By John Pring Disability News Service Thursday September 29th 2016
A Labour government would replace the “discredited” fitness for work test with a new assessment but it would not scrap benefit sanctions, the party’s shadow work and pensions secretary has admitted.
Debbie Abrahams told a delighted party conference in Liverpool this week that Labour would scrap the work capability assessment (WCA) – which Labour introduced in 2008 – and get rid of the government’s “punitive sanctions system”.
It was a pledge repeated by the newly re-elected party leader Jeremy Corbyn in his main speech to the conference, saying a Labour government would be “scrapping the punitive sanctions regime and the degrading work capability assessment”.
But Abrahams had already admitted to Disability News Service (DNS) that this did not mean that a Labour government would scrap all benefit sanctions.
She said the party’s pledge was only to scrap “the punitive regime introduced in 2012” through the Welfare Reform Act 2012.
She said: “There has always been conditionality. The sanctions regime we have got is not the one we want.”
Abrahams also declined to say if the party would scrap the benefit cap, which was introduced by the coalition government and tightened by the Conservative government elected last year.
Instead, she said: “I don’t think it is right that we have a system that is plunging children into poverty, principally as a result of the benefit cap.”
She suggested that DNS should focus on the party’s “direction of travel”, rather than details of social security policy.
She was also unable to promise to reverse the government’s controversial tightening of the eligibility criteria for the upper rate of mobility support – in the move from working-age disability living allowance to the coalition’s personal independence payment – from 50 metres to 20 metres.
Instead, she said: “What I have given is the direction of travel. Watch and listen to what we come forward with.”
Abrahams’ responses mean that the party currently has a less radical social security policy than the Liberal Democrats, who voted last week to scrap the WCA, all benefit sanctions, the PIP 20-metre rule, and the benefit cap.
Abrahams told the party conference that the government had “fostered an insidious culture of fear and blame to justify their programme of cuts, deliberately attempting to vilify social security claimants as the new undeserving poor”.
She showed the conference a trailer from director Ken Loach’s critically-praised new film I, Daniel Blake – winner of this year’s Palme D’Or at the Cannes Film Festival – because she said it “epitomises what is wrong with our social security system”.
As well as offering a fierce attack on the WCA system, a key plot development in the film centres around a single mother who is sanctioned for turning up a few minutes late for an appointment at a jobcentre.
Loach told DNS this week* that it would be a “hell of a result” if a Labour government scrapped the WCA.

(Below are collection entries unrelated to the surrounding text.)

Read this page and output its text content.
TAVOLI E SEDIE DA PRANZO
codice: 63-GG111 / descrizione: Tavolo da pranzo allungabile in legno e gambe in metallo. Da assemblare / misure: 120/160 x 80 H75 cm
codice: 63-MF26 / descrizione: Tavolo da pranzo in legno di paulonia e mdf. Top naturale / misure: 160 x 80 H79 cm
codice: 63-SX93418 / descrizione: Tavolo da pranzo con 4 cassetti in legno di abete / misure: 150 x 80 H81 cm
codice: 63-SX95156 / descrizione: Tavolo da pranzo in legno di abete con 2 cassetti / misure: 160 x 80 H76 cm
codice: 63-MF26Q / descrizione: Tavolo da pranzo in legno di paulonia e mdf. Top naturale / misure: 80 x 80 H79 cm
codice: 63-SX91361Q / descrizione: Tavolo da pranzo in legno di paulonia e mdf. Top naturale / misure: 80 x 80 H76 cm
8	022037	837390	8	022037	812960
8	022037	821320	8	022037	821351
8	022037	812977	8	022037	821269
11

When told that Abrahams was not promising to scrap sanctions completely, he said: “It seems at this stage she’s saying the right things.
“They asked permission to use the trailer and we were pleased to give it because I have got confidence in Jeremy Corbyn and the people he would choose.
“But if it would turn out that they had used it and then didn’t make substantial changes, we would have something to say about it.”
But he added: “They are not in power and won’t be in power for some years. I trust Jeremy’s good faith.”
Abrahams told the conference: “For those unable to work through illness or disability, we need to transform our social security to one that is efficient, responsive, and provides basic support.
“Time and time again, I hear how worthless the system makes people feel, even dehumanised.
“For the vast majority of people who have paid into it all their working lives, this is like a slap in the face. People often feel desperate, have been left destitute and have even died.
“I want to change the culture of our social security system and how the public see it.
“I believe that, like the NHS, it is based on principles of inclusion, support and security for all, assuring us all of our dignity and the basics of life were we to fall on hard times or become incapacitated; giving us a hand up, not a hand out.”
She added: “Work should always pay more than being on social security, but being in work shouldn’t mean living in poverty and neither should being on social security.”
She said a Labour government would replace the WCA with a system based on “personalised, holistic support, one that provides each individual with a tailored plan, building on their strengths and addressing their barriers, whether skills, health, care, transport, or housing-related”.
Abrahams also said that the disability equality roadshow that she first launched last December, with events planned around the country, would now restart.
The roadshow appears to have been delayed both by funding problems (according to Disability Labour, the network of disabled Labour party members), and the party’s leadership contest (according to Disability Labour and Abrahams).
It aimed to ask disabled people for their help in designing a 21st-century social security system, and Abrahams told a fringe meeting this week that it demonstrated the party’s commitment to co-producing disability policy with disabled people.